As Coal Strike Looms, Episcopalians Say Prior Strike was Mix of Crucifixion and Resurrection

Episcopal News Service. May 27, 1993 [93112]

The Rev. Stephen Weston, Free-lance Writer and rector of Christ Episcopal Church in Pulaski, Virginia.

As the threat of a major strike by miners against the Peabody Coal Company looms over the hills and valleys of the coal fields, Episcopalians who were involved in a previous strike against the Pittston Company contend that their struggle was a financial, emotional and spiritual experience.

"Something fundamental happened to me," said Uncas McThenia, a professor of Law at Washington and Lee University in Lexington, Virginia. The Pittston strike broke out in 1989 when McThenia was serving as a Jubilee intern in Appalachia during a sabbatical. "I was ministered to by people in the region who opened their hearts to me. There's something powerful and simple about being an evangelist -- to go out with a stick and a knapsack knowing that you're now the guest and that your host is determining what's for supper."

"I'm not completely done with the experience," McThenia said. "That time four years ago healed a real wounded part of me, a part which separated a fault line between my intellect and my soul, between being a professional and living into the reality of Jesus' resurrection."

The Pittston strike helped McThenia to revise his views of ministry. "It's easy to heal others, and bring other people in: it is hard to hang out, to give up control," he said. "Part of being a professional usually means being powerful -- drawing lines to separate yourself from other people."

What happened to McThenia during the strike erased the lines. "I lived into that paradox. The time to be an advocate is when you give up being a lawyer and just stand there, sharing their pain and having them share yours," he said. "Ministry started when they [the coal strikers] ministered to me, and I didn't have a darn thing to do with it." McThenia said that he went into the coal fields as a stranger. "They trusted me as a friend: I was a stranger no more."

Following Christ's call -- no matter the price

The price for standing with the mining community cost one priest his job. The Rev. Bob Thacker, rector of Christ Church in Roanoke, was arrested on May 24, 1989, at the entrance of Pittston Company's Moss Three coal preparation plant near Carbo, Virginia. As the result of parish conflict in the aftermath of the strike, Thacker was forced to resign.

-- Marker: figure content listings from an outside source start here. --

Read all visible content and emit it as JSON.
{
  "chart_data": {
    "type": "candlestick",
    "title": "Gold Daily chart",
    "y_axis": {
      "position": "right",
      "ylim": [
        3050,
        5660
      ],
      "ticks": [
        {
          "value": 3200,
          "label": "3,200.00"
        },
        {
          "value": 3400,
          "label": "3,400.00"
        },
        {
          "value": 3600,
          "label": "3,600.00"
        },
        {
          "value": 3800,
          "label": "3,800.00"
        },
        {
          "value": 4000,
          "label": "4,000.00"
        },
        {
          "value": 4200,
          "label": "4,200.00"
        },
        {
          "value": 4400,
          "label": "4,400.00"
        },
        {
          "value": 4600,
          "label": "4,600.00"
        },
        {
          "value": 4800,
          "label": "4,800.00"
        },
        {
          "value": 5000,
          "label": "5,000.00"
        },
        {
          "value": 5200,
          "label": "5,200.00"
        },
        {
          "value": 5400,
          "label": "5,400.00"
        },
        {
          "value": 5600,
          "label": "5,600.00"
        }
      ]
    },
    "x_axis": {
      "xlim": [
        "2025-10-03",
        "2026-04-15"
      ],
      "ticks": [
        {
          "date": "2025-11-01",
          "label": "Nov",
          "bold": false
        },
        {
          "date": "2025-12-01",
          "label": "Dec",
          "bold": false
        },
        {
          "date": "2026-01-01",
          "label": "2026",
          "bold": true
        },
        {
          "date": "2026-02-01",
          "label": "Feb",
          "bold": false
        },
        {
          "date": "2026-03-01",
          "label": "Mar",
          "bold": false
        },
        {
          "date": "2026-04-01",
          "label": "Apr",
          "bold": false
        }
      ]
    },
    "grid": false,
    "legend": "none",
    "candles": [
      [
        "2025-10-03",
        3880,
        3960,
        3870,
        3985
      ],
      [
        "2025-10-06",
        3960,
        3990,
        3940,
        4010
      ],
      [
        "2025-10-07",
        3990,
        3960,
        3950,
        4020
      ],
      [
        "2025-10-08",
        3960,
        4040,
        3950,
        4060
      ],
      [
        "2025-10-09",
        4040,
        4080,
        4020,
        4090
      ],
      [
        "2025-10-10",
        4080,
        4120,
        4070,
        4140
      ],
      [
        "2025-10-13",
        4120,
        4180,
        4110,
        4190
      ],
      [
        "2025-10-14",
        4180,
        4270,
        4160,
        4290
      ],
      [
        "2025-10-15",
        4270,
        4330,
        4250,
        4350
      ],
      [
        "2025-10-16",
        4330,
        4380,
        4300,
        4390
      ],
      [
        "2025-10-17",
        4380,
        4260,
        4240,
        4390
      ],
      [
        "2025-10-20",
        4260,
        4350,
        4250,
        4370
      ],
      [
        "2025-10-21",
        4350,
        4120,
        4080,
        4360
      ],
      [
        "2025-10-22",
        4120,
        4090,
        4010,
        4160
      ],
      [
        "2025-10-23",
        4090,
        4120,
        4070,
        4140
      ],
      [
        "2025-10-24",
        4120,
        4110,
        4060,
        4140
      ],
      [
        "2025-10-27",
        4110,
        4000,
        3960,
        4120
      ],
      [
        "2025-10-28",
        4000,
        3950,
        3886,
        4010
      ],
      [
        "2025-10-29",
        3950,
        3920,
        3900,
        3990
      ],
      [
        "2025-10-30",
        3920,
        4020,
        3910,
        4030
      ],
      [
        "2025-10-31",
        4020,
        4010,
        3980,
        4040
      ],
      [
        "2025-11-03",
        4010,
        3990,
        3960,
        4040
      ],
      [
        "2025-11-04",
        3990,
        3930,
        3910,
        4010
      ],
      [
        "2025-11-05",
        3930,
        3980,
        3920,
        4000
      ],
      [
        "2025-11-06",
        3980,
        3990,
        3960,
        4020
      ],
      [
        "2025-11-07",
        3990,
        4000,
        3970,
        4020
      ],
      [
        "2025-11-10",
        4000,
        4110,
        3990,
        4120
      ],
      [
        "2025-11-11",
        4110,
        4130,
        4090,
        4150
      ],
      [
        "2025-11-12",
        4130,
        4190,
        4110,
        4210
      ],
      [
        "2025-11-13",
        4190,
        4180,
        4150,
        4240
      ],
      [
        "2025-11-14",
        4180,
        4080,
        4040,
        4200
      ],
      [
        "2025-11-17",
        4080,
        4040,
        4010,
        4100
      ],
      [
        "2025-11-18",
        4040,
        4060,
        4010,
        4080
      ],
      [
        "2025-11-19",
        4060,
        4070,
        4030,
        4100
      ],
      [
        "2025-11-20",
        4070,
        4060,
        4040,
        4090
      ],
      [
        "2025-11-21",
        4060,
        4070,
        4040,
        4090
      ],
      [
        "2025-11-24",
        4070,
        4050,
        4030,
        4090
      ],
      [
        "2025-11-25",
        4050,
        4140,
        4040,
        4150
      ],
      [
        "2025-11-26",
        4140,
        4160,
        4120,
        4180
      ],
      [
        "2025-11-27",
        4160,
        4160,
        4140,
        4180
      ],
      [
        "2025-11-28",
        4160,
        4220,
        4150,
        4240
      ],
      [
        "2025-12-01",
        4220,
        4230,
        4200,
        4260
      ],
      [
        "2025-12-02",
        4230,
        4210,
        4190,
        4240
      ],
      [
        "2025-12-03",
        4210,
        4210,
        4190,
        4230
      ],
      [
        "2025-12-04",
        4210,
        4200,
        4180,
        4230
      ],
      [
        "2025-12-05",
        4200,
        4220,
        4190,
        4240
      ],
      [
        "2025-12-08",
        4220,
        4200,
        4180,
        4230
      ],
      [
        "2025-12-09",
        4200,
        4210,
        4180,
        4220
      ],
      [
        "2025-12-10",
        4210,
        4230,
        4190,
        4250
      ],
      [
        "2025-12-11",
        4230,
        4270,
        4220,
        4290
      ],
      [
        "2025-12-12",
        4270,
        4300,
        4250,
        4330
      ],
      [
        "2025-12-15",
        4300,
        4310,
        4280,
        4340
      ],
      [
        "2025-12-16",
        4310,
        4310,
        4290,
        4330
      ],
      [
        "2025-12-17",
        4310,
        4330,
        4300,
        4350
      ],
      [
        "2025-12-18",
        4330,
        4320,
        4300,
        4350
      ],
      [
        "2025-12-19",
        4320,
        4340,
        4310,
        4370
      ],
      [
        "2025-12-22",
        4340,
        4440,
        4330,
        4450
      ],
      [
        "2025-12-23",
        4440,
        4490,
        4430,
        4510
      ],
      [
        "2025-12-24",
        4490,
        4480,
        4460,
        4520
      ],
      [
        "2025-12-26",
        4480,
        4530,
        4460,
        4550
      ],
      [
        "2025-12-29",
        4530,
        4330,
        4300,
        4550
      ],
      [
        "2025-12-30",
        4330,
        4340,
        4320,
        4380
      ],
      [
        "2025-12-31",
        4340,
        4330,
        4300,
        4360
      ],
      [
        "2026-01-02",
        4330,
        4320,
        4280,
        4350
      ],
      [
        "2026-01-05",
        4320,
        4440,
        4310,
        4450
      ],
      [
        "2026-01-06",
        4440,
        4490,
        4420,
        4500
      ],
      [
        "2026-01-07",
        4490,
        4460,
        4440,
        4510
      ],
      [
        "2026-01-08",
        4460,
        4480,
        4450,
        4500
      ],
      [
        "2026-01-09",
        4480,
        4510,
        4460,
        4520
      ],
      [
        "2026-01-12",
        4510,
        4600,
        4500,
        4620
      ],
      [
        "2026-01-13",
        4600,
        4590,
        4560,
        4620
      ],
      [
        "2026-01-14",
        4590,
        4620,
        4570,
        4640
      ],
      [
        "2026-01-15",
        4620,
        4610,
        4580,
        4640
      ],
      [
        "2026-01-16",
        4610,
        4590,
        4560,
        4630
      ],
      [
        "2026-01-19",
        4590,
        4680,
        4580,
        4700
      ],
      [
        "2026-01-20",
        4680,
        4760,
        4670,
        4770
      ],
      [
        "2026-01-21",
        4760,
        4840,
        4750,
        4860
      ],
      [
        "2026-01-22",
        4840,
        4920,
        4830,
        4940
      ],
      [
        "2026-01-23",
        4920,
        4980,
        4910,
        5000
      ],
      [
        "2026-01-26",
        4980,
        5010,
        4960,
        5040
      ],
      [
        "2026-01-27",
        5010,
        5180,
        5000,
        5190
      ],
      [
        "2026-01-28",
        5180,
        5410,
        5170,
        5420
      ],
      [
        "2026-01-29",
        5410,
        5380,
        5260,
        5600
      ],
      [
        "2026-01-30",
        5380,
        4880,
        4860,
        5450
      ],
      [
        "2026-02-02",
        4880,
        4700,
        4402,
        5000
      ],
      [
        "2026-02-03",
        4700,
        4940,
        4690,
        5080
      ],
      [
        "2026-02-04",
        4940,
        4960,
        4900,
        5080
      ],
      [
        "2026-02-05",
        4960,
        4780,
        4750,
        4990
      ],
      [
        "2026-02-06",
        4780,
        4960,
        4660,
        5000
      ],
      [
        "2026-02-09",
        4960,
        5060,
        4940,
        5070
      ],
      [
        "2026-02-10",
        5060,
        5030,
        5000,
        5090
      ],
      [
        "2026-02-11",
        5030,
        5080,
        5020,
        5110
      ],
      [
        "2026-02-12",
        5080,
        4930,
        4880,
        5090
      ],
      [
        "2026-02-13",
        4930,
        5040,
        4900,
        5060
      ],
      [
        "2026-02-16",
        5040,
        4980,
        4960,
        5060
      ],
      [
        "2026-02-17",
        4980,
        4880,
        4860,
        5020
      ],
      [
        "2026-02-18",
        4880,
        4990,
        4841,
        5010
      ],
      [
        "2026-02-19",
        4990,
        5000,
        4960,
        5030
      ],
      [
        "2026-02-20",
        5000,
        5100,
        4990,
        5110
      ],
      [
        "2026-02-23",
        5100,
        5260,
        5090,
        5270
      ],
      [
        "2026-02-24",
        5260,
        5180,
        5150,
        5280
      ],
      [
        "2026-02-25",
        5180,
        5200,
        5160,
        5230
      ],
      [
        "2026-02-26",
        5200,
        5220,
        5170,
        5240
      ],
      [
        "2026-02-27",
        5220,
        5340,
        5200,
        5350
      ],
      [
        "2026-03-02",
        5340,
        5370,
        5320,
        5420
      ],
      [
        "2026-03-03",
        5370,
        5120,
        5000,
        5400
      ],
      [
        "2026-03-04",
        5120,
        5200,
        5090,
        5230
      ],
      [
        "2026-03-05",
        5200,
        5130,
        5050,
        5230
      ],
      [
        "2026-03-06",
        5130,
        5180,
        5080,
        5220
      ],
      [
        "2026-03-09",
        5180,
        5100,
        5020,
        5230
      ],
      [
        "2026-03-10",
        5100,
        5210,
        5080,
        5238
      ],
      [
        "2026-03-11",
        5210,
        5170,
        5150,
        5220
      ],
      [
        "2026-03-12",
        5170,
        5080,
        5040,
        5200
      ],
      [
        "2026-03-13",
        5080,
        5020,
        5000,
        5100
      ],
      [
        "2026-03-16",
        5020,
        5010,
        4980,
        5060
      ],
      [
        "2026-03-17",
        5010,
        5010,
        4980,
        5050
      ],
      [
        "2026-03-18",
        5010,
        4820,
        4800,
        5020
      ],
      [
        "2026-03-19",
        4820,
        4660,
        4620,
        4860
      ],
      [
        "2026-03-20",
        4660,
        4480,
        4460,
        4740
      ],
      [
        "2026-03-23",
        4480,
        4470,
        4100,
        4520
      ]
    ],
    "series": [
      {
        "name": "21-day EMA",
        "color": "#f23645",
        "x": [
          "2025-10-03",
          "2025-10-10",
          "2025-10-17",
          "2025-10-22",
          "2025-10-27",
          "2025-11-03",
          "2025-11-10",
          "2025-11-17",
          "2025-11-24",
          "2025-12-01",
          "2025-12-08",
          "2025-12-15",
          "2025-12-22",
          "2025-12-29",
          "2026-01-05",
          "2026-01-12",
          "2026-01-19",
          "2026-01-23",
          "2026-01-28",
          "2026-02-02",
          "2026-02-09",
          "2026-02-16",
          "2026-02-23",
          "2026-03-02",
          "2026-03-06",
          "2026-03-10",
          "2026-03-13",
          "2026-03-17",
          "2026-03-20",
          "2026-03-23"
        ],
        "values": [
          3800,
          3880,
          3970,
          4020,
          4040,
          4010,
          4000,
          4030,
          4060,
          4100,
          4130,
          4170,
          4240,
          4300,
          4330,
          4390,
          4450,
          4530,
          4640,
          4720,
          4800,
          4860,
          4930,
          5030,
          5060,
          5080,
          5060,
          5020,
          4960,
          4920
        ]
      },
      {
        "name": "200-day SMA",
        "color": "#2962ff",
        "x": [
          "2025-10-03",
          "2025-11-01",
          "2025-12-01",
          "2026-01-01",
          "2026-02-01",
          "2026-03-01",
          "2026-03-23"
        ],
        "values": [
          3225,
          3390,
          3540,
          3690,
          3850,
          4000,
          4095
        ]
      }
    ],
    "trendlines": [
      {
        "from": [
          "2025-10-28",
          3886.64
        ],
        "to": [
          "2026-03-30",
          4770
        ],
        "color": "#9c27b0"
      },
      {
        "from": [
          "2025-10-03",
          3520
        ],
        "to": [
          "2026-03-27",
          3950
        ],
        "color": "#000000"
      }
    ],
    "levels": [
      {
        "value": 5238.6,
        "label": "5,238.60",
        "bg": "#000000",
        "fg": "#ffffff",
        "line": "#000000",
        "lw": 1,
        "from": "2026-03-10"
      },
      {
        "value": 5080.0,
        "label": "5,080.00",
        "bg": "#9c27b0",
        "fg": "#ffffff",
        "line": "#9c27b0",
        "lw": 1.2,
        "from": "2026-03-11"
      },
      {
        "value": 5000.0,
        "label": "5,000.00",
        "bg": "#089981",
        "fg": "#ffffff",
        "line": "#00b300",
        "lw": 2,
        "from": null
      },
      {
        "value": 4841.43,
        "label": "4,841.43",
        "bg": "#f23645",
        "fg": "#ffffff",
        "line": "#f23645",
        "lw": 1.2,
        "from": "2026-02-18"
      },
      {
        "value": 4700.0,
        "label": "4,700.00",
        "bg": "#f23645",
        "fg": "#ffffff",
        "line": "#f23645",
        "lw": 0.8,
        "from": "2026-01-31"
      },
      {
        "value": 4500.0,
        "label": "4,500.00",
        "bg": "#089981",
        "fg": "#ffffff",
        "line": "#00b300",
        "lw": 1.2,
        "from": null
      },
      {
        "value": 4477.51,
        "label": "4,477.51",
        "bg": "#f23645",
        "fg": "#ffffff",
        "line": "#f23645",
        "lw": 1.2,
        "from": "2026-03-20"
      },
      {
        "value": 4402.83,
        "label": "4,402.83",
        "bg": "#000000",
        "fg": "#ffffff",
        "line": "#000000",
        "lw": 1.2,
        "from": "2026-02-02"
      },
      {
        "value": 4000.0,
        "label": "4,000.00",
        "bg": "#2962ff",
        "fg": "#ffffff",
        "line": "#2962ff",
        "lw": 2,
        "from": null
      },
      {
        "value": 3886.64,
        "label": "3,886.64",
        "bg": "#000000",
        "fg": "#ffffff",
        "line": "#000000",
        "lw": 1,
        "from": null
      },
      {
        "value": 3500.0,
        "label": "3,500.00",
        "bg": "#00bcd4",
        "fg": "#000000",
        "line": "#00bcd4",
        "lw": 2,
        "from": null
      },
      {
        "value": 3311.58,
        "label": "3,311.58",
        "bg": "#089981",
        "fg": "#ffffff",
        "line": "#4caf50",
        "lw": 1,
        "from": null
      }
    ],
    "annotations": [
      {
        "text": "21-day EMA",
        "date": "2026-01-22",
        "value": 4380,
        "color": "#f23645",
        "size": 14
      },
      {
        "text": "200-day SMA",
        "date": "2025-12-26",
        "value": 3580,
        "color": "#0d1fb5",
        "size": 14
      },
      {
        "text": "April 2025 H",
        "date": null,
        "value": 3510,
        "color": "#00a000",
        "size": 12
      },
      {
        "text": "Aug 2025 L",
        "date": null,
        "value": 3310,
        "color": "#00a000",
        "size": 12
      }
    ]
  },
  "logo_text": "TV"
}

Thacker, now rector of St. Mark's Anglican Church in Bermuda, said that his action was right for the time. "It impressed upon me the importance of advocacy, not just what I've done for the cause, but for the person. When confronted with issues of a moral nature, for our own integrity, to save our own souls, we need to say what we're called to say. Because we have to do it," Thacker said.

Thacker said that his sense of Christian hope urges him not to give up. "We need to follow where the call leads us. We have the choice of stepping into life, or stepping away from it."

"People in the institutional church were threatened," said Judy Furr, a member of Christ Episcopal Church in Pulaski, Virginia. "When you take a stand with the underprivileged and you're privileged, you've betrayed your class and culture. You're a threat to the community and you will pay for it."

McThenia believes a class struggle continues over the control of land and its ownership. "Over 70 percent of Dickenson County in southwestern Virginia is owned by four or five companies that extract minerals such as coal. We see people as being poor because (we think) they deserve to be poor, rather than recognizing that we're depriving them of land and mineral rights," he said. "It's been that reality of class in America."

Tension between hope and fear

Several women who were involved in the Pittston strike report that their experience helped them to define themselves in an entirely new way. "It radically changed who you were," said Linda Johnson of St. Paul, Virginia. Johnson reported that women helped to feed and house the demonstrators in the strike. In return, many of the women "went out into the world to tell what was happening to them. They walked picket lines, shaped strategy and went to jail."

Johnson said that the strike struck at the heart of her own personal history. "As a child who grew up in the coal camps of West Virginia, I knew what it was like to live without a job, without a contract. That is very hard, very scary. For me the dimensions of this strike were intellectual, political and spiritual, but also of the heart." The impact of the strike produced character changes, Johnson said. "We became critical lovers of democracy -- we had to stand up and fight for it."

Men and women in the coal fields found themselves in good company. "They were joined by pilots from major air carriers, farm workers, and church people," Johnson said. For her, the period of the strike was a time marked by a tension between hope and fear. "For people who live by the Gospel, hope gets particularized -- this strike was one such case. Some people in the church were affirmed. Some people stood up and shouted, 'this is absolutely wrong.' The same thing happened when Jesus went to the cross. You stand and shout, weep and mourn, or be joyous."

Johnson said that she hopes the problems between miners and the Peabody Company will not repeat the history of the earlier Pittston strike, but she's not optimistic. "In a strike everybody loses. I hope there will be no massive strike this time. Sometimes that is labor's only hope. But nobody wins." A repeat strike "could be devastating" for the miners, she said.